Le ultime novità indicano che il Principato ha cancellato 2,5 milioni di euro di debiti del club — tra stipendi, contributi e altre spese — permettendo così all’Eurolega di concedere una breve tregua fino alla nuova udienza fissata per il 3 aprile. Secondo quanto riportato da BeBasket che aveva giornalisti presenti all'udienza del Tribunale di ieri 5 marzo, la National Financial Society ha acquisito una quota del club e un curatore fallimentare valuterà la situazione economica nelle prossime settimane.
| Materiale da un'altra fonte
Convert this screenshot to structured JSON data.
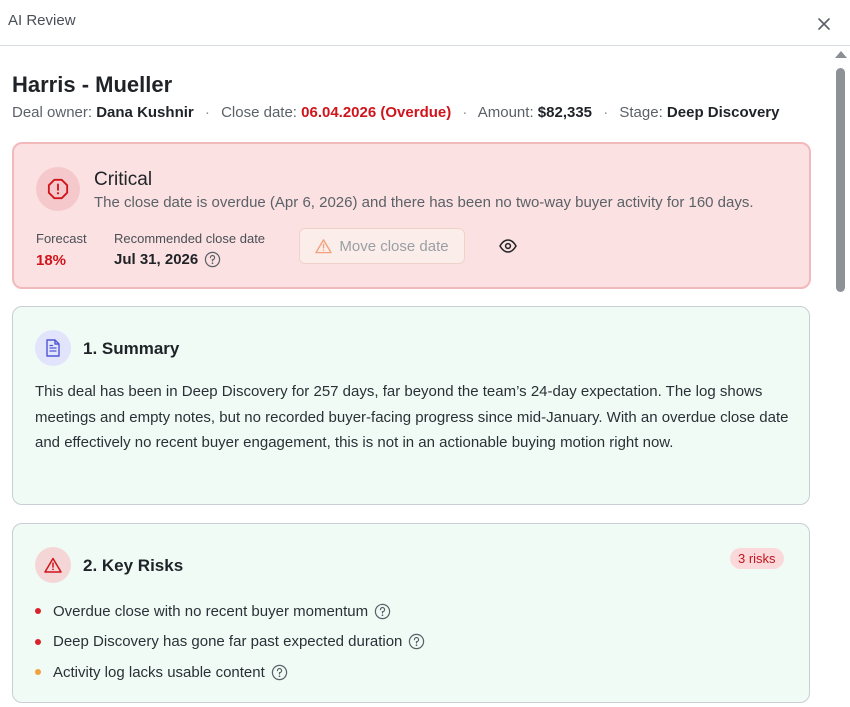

Se dovesse emergere che il Monaco non è in grado di far fronte ai propri obblighi finanziari, il 3 aprile potrebbe passare interamente sotto controllo statale.
Nei corridoi del tribunale, riferisce ancora BeBasket , ci si interroga sul perché lo Stato abbia concesso un ulteriore mese agli attuali azionisti per dimostrare la propria solvibilità, invece di procedere subito con la sospensione dei pagamenti e la presa di controllo totale. Le ambizioni del Principato sul futuro del club restano infatti poco chiare, così come le condizioni in cui si trova realmente la società e chi potrebbe essere disposto a rilevarla.